6/30/2025
Lamb Weston Settles with Jana, Giving Activist Big Voice on Board
Reuters (06/30/25) Herbst-Bayliss, Svea
Lamb Weston (LW) reached a settlement with Jana Partners which gives the activist investor a big presence on the french-fry maker's board and averts a bruising board fight. The agreement, announced on Monday, will add four of Jana's proposed director candidates to the board and two other mutually agreed-upon directors, expanding the board from 11 to 13 members. The Jana candidates are Bradley Alford, a former Nestle USA CEO who will become chairman; Timothy McLevish, a former Lamb Weston executive chairman; food industry executive and Continental Grain adviser Ruth Kimmelshue; and Jana's portfolio manager Scott Ostfeld. The two new mutually agreed on directors are Lawrence Kurzius and Paul Maass, who both have food industry experience as top executives.

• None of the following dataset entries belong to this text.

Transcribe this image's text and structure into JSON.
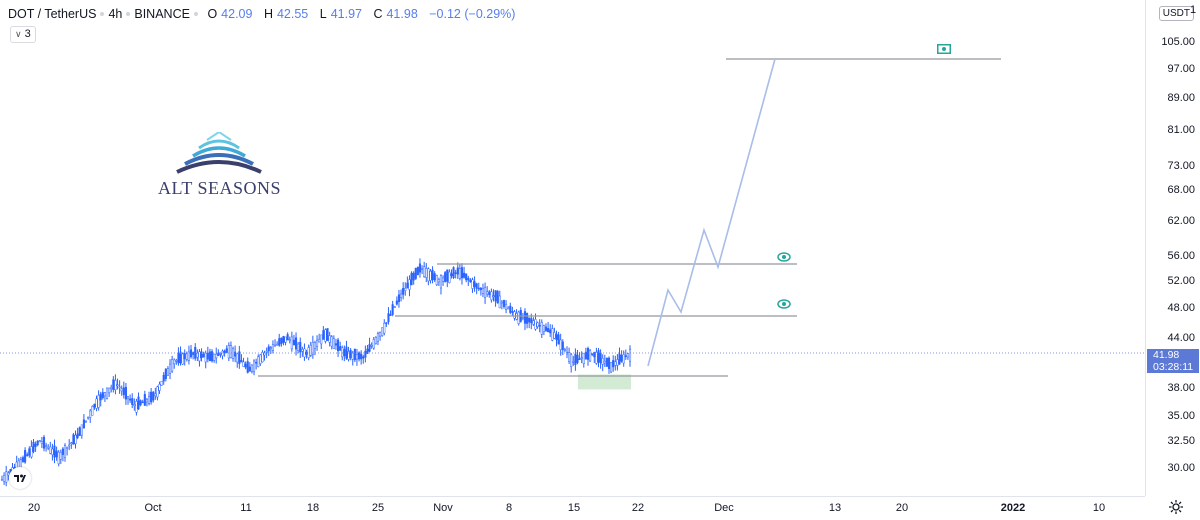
{
  "legend": {
    "symbol": "DOT / TetherUS",
    "interval": "4h",
    "exchange": "BINANCE",
    "open_label": "O",
    "open": "42.09",
    "high_label": "H",
    "high": "42.55",
    "low_label": "L",
    "low": "41.97",
    "close_label": "C",
    "close": "41.98",
    "change": "−0.12 (−0.29%)"
  },
  "indicator_toggle": "3",
  "brand": {
    "name": "ALT SEASONS"
  },
  "currency_button": "USDT",
  "price_tag": {
    "price": "41.98",
    "countdown": "03:28:11"
  },
  "top_right_cut": "1",
  "y_axis": {
    "scale": "log",
    "labels": [
      "105.00",
      "97.00",
      "89.00",
      "81.00",
      "73.00",
      "68.00",
      "62.00",
      "56.00",
      "52.00",
      "48.00",
      "44.00",
      "38.00",
      "35.00",
      "32.50",
      "30.00"
    ]
  },
  "x_axis": {
    "labels": [
      "20",
      "Oct",
      "11",
      "18",
      "25",
      "Nov",
      "8",
      "15",
      "22",
      "Dec",
      "13",
      "20",
      "2022",
      "10"
    ]
  },
  "colors": {
    "candle": "#2962ff",
    "projection": "#a8bde8",
    "levels": "#9598a1",
    "support_box": "#c8e6c9",
    "alert": "#26a69a",
    "price_tag": "#5d79d6"
  },
  "icons": [
    "eye-alert-icon",
    "eye-alert-icon",
    "money-target-icon",
    "gear-icon",
    "tradingview-logo-icon",
    "chevron-down-icon"
  ],
  "chart_data": {
    "type": "line",
    "series": [
      {
        "values": [
          29.0,
          30.5,
          32.5,
          31.0,
          33.0,
          36.5,
          38.5,
          36.0,
          37.0,
          41.0,
          42.0,
          41.5,
          42.5,
          40.0,
          42.5,
          44.0,
          42.0,
          44.5,
          42.0,
          41.5,
          45.0,
          50.0,
          54.0,
          52.0,
          53.5,
          51.0,
          49.5,
          47.0,
          46.0,
          44.5,
          41.0,
          42.0,
          40.5,
          42.0
        ]
      }
    ],
    "projection": [
      41.98,
      52.0,
      48.0,
      60.0,
      55.5,
      100.0
    ],
    "levels": [
      100.0,
      55.5,
      48.0,
      39.5
    ],
    "support_zone": [
      37.8,
      39.5
    ],
    "ylim": [
      28.5,
      110.0
    ],
    "yscale": "log"
  }
}
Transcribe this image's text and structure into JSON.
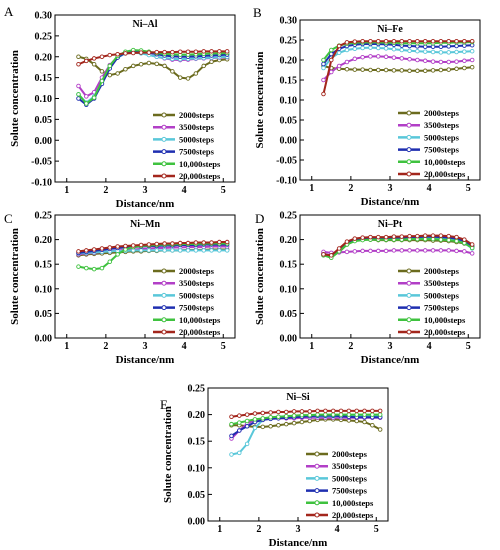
{
  "figure": {
    "legend_entries": [
      "2000steps",
      "3500steps",
      "5000steps",
      "7500steps",
      "10,000steps",
      "20,000steps"
    ],
    "colors": {
      "2000steps": "#6b6b1e",
      "3500steps": "#b23fc7",
      "5000steps": "#59c7d9",
      "7500steps": "#1f2fb0",
      "10,000steps": "#3fc23f",
      "20,000steps": "#a3261c"
    }
  },
  "chart_data": [
    {
      "type": "line",
      "panel": "A",
      "title": "Ni–Al",
      "xlabel": "Distance/nm",
      "ylabel": "Solute concentration",
      "xlim": [
        0.7,
        5.3
      ],
      "ylim": [
        -0.1,
        0.3
      ],
      "xticks": [
        "1",
        "2",
        "3",
        "4",
        "5"
      ],
      "yticks": [
        "-0.10",
        "-0.05",
        "0.00",
        "0.05",
        "0.10",
        "0.15",
        "0.20",
        "0.25",
        "0.30"
      ],
      "legend_position": "lower-right",
      "grid": false,
      "x": [
        1.3,
        1.5,
        1.7,
        1.9,
        2.1,
        2.3,
        2.5,
        2.7,
        2.9,
        3.1,
        3.3,
        3.5,
        3.7,
        3.9,
        4.1,
        4.3,
        4.5,
        4.7,
        4.9,
        5.1
      ],
      "series": [
        {
          "name": "2000steps",
          "values": [
            0.2,
            0.195,
            0.182,
            0.165,
            0.156,
            0.16,
            0.17,
            0.178,
            0.182,
            0.185,
            0.183,
            0.178,
            0.165,
            0.15,
            0.148,
            0.16,
            0.178,
            0.188,
            0.192,
            0.194
          ]
        },
        {
          "name": "3500steps",
          "values": [
            0.13,
            0.105,
            0.115,
            0.15,
            0.18,
            0.2,
            0.21,
            0.212,
            0.21,
            0.205,
            0.2,
            0.196,
            0.193,
            0.192,
            0.193,
            0.195,
            0.196,
            0.197,
            0.198,
            0.199
          ]
        },
        {
          "name": "5000steps",
          "values": [
            0.11,
            0.09,
            0.105,
            0.14,
            0.175,
            0.198,
            0.208,
            0.21,
            0.208,
            0.204,
            0.2,
            0.197,
            0.195,
            0.194,
            0.195,
            0.196,
            0.197,
            0.198,
            0.199,
            0.2
          ]
        },
        {
          "name": "7500steps",
          "values": [
            0.1,
            0.085,
            0.1,
            0.135,
            0.172,
            0.198,
            0.21,
            0.214,
            0.213,
            0.21,
            0.206,
            0.203,
            0.201,
            0.2,
            0.2,
            0.201,
            0.202,
            0.203,
            0.204,
            0.205
          ]
        },
        {
          "name": "10,000steps",
          "values": [
            0.11,
            0.088,
            0.102,
            0.142,
            0.178,
            0.202,
            0.212,
            0.216,
            0.215,
            0.212,
            0.209,
            0.207,
            0.206,
            0.205,
            0.205,
            0.206,
            0.207,
            0.208,
            0.208,
            0.209
          ]
        },
        {
          "name": "20,000steps",
          "values": [
            0.182,
            0.19,
            0.196,
            0.2,
            0.204,
            0.206,
            0.208,
            0.209,
            0.21,
            0.21,
            0.211,
            0.211,
            0.211,
            0.212,
            0.212,
            0.212,
            0.213,
            0.213,
            0.213,
            0.213
          ]
        }
      ]
    },
    {
      "type": "line",
      "panel": "B",
      "title": "Ni–Fe",
      "xlabel": "Distance/nm",
      "ylabel": "Solute concentration",
      "xlim": [
        0.7,
        5.3
      ],
      "ylim": [
        -0.1,
        0.3
      ],
      "xticks": [
        "1",
        "2",
        "3",
        "4",
        "5"
      ],
      "yticks": [
        "-0.10",
        "-0.05",
        "0.00",
        "0.05",
        "0.10",
        "0.15",
        "0.20",
        "0.25",
        "0.30"
      ],
      "legend_position": "lower-right",
      "grid": false,
      "x": [
        1.3,
        1.5,
        1.7,
        1.9,
        2.1,
        2.3,
        2.5,
        2.7,
        2.9,
        3.1,
        3.3,
        3.5,
        3.7,
        3.9,
        4.1,
        4.3,
        4.5,
        4.7,
        4.9,
        5.1
      ],
      "series": [
        {
          "name": "2000steps",
          "values": [
            0.185,
            0.18,
            0.178,
            0.177,
            0.176,
            0.176,
            0.175,
            0.175,
            0.175,
            0.174,
            0.174,
            0.173,
            0.173,
            0.173,
            0.174,
            0.175,
            0.176,
            0.178,
            0.18,
            0.182
          ]
        },
        {
          "name": "3500steps",
          "values": [
            0.15,
            0.17,
            0.185,
            0.195,
            0.203,
            0.207,
            0.209,
            0.209,
            0.208,
            0.206,
            0.204,
            0.202,
            0.2,
            0.198,
            0.196,
            0.195,
            0.195,
            0.196,
            0.198,
            0.2
          ]
        },
        {
          "name": "5000steps",
          "values": [
            0.18,
            0.205,
            0.218,
            0.225,
            0.228,
            0.23,
            0.231,
            0.23,
            0.229,
            0.227,
            0.225,
            0.223,
            0.222,
            0.221,
            0.22,
            0.219,
            0.219,
            0.22,
            0.221,
            0.222
          ]
        },
        {
          "name": "7500steps",
          "values": [
            0.19,
            0.215,
            0.228,
            0.235,
            0.238,
            0.24,
            0.24,
            0.24,
            0.239,
            0.238,
            0.236,
            0.235,
            0.234,
            0.233,
            0.233,
            0.233,
            0.234,
            0.235,
            0.236,
            0.237
          ]
        },
        {
          "name": "10,000steps",
          "values": [
            0.2,
            0.225,
            0.236,
            0.241,
            0.243,
            0.244,
            0.244,
            0.244,
            0.243,
            0.243,
            0.242,
            0.242,
            0.242,
            0.242,
            0.242,
            0.243,
            0.243,
            0.244,
            0.244,
            0.245
          ]
        },
        {
          "name": "20,000steps",
          "values": [
            0.115,
            0.2,
            0.235,
            0.244,
            0.246,
            0.247,
            0.247,
            0.247,
            0.247,
            0.247,
            0.247,
            0.247,
            0.247,
            0.247,
            0.247,
            0.247,
            0.247,
            0.247,
            0.247,
            0.247
          ]
        }
      ]
    },
    {
      "type": "line",
      "panel": "C",
      "title": "Ni–Mn",
      "xlabel": "Distance/nm",
      "ylabel": "Solute concentration",
      "xlim": [
        0.7,
        5.3
      ],
      "ylim": [
        0.0,
        0.25
      ],
      "xticks": [
        "1",
        "2",
        "3",
        "4",
        "5"
      ],
      "yticks": [
        "0.00",
        "0.05",
        "0.10",
        "0.15",
        "0.20",
        "0.25"
      ],
      "legend_position": "lower-right",
      "grid": false,
      "x": [
        1.3,
        1.5,
        1.7,
        1.9,
        2.1,
        2.3,
        2.5,
        2.7,
        2.9,
        3.1,
        3.3,
        3.5,
        3.7,
        3.9,
        4.1,
        4.3,
        4.5,
        4.7,
        4.9,
        5.1
      ],
      "series": [
        {
          "name": "2000steps",
          "values": [
            0.168,
            0.17,
            0.171,
            0.172,
            0.173,
            0.174,
            0.175,
            0.176,
            0.176,
            0.177,
            0.177,
            0.178,
            0.178,
            0.178,
            0.179,
            0.179,
            0.179,
            0.18,
            0.18,
            0.18
          ]
        },
        {
          "name": "3500steps",
          "values": [
            0.17,
            0.172,
            0.173,
            0.175,
            0.176,
            0.178,
            0.179,
            0.18,
            0.181,
            0.182,
            0.183,
            0.183,
            0.184,
            0.184,
            0.185,
            0.185,
            0.185,
            0.186,
            0.186,
            0.186
          ]
        },
        {
          "name": "5000steps",
          "values": [
            0.172,
            0.173,
            0.174,
            0.175,
            0.176,
            0.177,
            0.177,
            0.178,
            0.178,
            0.178,
            0.178,
            0.178,
            0.178,
            0.178,
            0.178,
            0.178,
            0.178,
            0.178,
            0.178,
            0.178
          ]
        },
        {
          "name": "7500steps",
          "values": [
            0.173,
            0.175,
            0.177,
            0.179,
            0.181,
            0.183,
            0.184,
            0.185,
            0.186,
            0.187,
            0.187,
            0.188,
            0.188,
            0.189,
            0.189,
            0.189,
            0.19,
            0.19,
            0.19,
            0.19
          ]
        },
        {
          "name": "10,000steps",
          "values": [
            0.145,
            0.142,
            0.14,
            0.142,
            0.155,
            0.17,
            0.18,
            0.185,
            0.187,
            0.188,
            0.189,
            0.19,
            0.19,
            0.191,
            0.191,
            0.191,
            0.192,
            0.192,
            0.192,
            0.192
          ]
        },
        {
          "name": "20,000steps",
          "values": [
            0.176,
            0.178,
            0.18,
            0.182,
            0.184,
            0.186,
            0.187,
            0.188,
            0.189,
            0.19,
            0.191,
            0.192,
            0.192,
            0.193,
            0.193,
            0.194,
            0.194,
            0.194,
            0.195,
            0.195
          ]
        }
      ]
    },
    {
      "type": "line",
      "panel": "D",
      "title": "Ni–Pt",
      "xlabel": "Distance/nm",
      "ylabel": "Solute concentration",
      "xlim": [
        0.7,
        5.3
      ],
      "ylim": [
        0.0,
        0.25
      ],
      "xticks": [
        "1",
        "2",
        "3",
        "4",
        "5"
      ],
      "yticks": [
        "0.00",
        "0.05",
        "0.10",
        "0.15",
        "0.20",
        "0.25"
      ],
      "legend_position": "lower-right",
      "grid": false,
      "x": [
        1.3,
        1.5,
        1.7,
        1.9,
        2.1,
        2.3,
        2.5,
        2.7,
        2.9,
        3.1,
        3.3,
        3.5,
        3.7,
        3.9,
        4.1,
        4.3,
        4.5,
        4.7,
        4.9,
        5.1
      ],
      "series": [
        {
          "name": "2000steps",
          "values": [
            0.172,
            0.165,
            0.175,
            0.19,
            0.198,
            0.2,
            0.2,
            0.199,
            0.199,
            0.199,
            0.199,
            0.199,
            0.199,
            0.199,
            0.198,
            0.198,
            0.197,
            0.195,
            0.192,
            0.185
          ]
        },
        {
          "name": "3500steps",
          "values": [
            0.175,
            0.173,
            0.174,
            0.175,
            0.176,
            0.177,
            0.177,
            0.177,
            0.177,
            0.178,
            0.178,
            0.178,
            0.178,
            0.178,
            0.178,
            0.178,
            0.178,
            0.177,
            0.176,
            0.172
          ]
        },
        {
          "name": "5000steps",
          "values": [
            0.168,
            0.166,
            0.178,
            0.192,
            0.199,
            0.201,
            0.202,
            0.202,
            0.202,
            0.202,
            0.202,
            0.203,
            0.203,
            0.203,
            0.203,
            0.202,
            0.201,
            0.198,
            0.193,
            0.182
          ]
        },
        {
          "name": "7500steps",
          "values": [
            0.17,
            0.168,
            0.18,
            0.193,
            0.2,
            0.202,
            0.203,
            0.203,
            0.203,
            0.204,
            0.204,
            0.205,
            0.205,
            0.206,
            0.206,
            0.205,
            0.204,
            0.202,
            0.197,
            0.187
          ]
        },
        {
          "name": "10,000steps",
          "values": [
            0.168,
            0.163,
            0.176,
            0.19,
            0.197,
            0.199,
            0.2,
            0.2,
            0.2,
            0.2,
            0.2,
            0.201,
            0.201,
            0.201,
            0.201,
            0.2,
            0.199,
            0.197,
            0.193,
            0.183
          ]
        },
        {
          "name": "20,000steps",
          "values": [
            0.17,
            0.168,
            0.182,
            0.196,
            0.202,
            0.204,
            0.205,
            0.205,
            0.205,
            0.206,
            0.206,
            0.207,
            0.207,
            0.208,
            0.208,
            0.208,
            0.207,
            0.205,
            0.2,
            0.19
          ]
        }
      ]
    },
    {
      "type": "line",
      "panel": "E",
      "title": "Ni–Si",
      "xlabel": "Distance/nm",
      "ylabel": "Solute concentration",
      "xlim": [
        0.7,
        5.3
      ],
      "ylim": [
        0.0,
        0.25
      ],
      "xticks": [
        "1",
        "2",
        "3",
        "4",
        "5"
      ],
      "yticks": [
        "0.00",
        "0.05",
        "0.10",
        "0.15",
        "0.20",
        "0.25"
      ],
      "legend_position": "lower-right",
      "grid": false,
      "x": [
        1.3,
        1.5,
        1.7,
        1.9,
        2.1,
        2.3,
        2.5,
        2.7,
        2.9,
        3.1,
        3.3,
        3.5,
        3.7,
        3.9,
        4.1,
        4.3,
        4.5,
        4.7,
        4.9,
        5.1
      ],
      "series": [
        {
          "name": "2000steps",
          "values": [
            0.18,
            0.18,
            0.178,
            0.177,
            0.177,
            0.178,
            0.18,
            0.182,
            0.184,
            0.186,
            0.188,
            0.19,
            0.191,
            0.191,
            0.19,
            0.189,
            0.188,
            0.186,
            0.18,
            0.172
          ]
        },
        {
          "name": "3500steps",
          "values": [
            0.155,
            0.17,
            0.183,
            0.19,
            0.192,
            0.193,
            0.193,
            0.193,
            0.193,
            0.194,
            0.194,
            0.194,
            0.194,
            0.194,
            0.194,
            0.194,
            0.194,
            0.194,
            0.194,
            0.194
          ]
        },
        {
          "name": "5000steps",
          "values": [
            0.125,
            0.128,
            0.145,
            0.175,
            0.19,
            0.194,
            0.196,
            0.197,
            0.197,
            0.197,
            0.197,
            0.197,
            0.197,
            0.197,
            0.197,
            0.197,
            0.197,
            0.197,
            0.197,
            0.197
          ]
        },
        {
          "name": "7500steps",
          "values": [
            0.16,
            0.17,
            0.178,
            0.186,
            0.19,
            0.192,
            0.193,
            0.194,
            0.195,
            0.196,
            0.197,
            0.198,
            0.198,
            0.198,
            0.197,
            0.196,
            0.195,
            0.195,
            0.195,
            0.195
          ]
        },
        {
          "name": "10,000steps",
          "values": [
            0.182,
            0.185,
            0.188,
            0.191,
            0.193,
            0.195,
            0.196,
            0.197,
            0.198,
            0.199,
            0.199,
            0.2,
            0.2,
            0.2,
            0.2,
            0.2,
            0.2,
            0.2,
            0.2,
            0.2
          ]
        },
        {
          "name": "20,000steps",
          "values": [
            0.196,
            0.198,
            0.2,
            0.202,
            0.203,
            0.204,
            0.205,
            0.205,
            0.206,
            0.206,
            0.206,
            0.207,
            0.207,
            0.207,
            0.207,
            0.207,
            0.207,
            0.207,
            0.207,
            0.207
          ]
        }
      ]
    }
  ]
}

The truce marks one of the biggest settlements in terms of directors changing over this year and comes after Jana spent more than seven months pushing management for operational and capital improvement and possibly even a sale. Lamb Weston, based in Eagle, Idaho, with a market value of roughly $7.6 billion, supplies frozen potato products, including tater puffs and hash brown patties, to companies like McDonald's (MCD) and restaurant company Yum Brands (YUM). The company's stock price has dropped more than 35% in the last 12 months and slipped modestly to trade at $53.33 early on Monday. Lamb Weston CEO Mike Smith, who moved into the top job late last year after a poor earnings announcement amid shrinking demand for its products, welcomed the settlement. "We are confident this outcome is in the best interests of the company and all of our shareholders," he said. Jana had been laying the path to a bruising board fight and faced a deadline of Monday to nominate director candidates and officially launch a fight. In a survey, commissioned by Jana, roughly half of Lamb Weston's top 50 shareholders said they wanted the entire board thrown out, giving Jana ammunition to press its points. The hedge fund, which owns roughly 7% of Lamb Weston, teamed up with Continental Grain, a privately held company that owns and operates companies in food and agribusiness, on the investment. Jana has history with Lamb Weston. A decade ago, it pushed packaged food company Conagra Brands (CAG) to divest Lamb Weston, which had been a unit since it bought the french fry maker in 1988. In 2016, Lamb Weston began trading as a public company.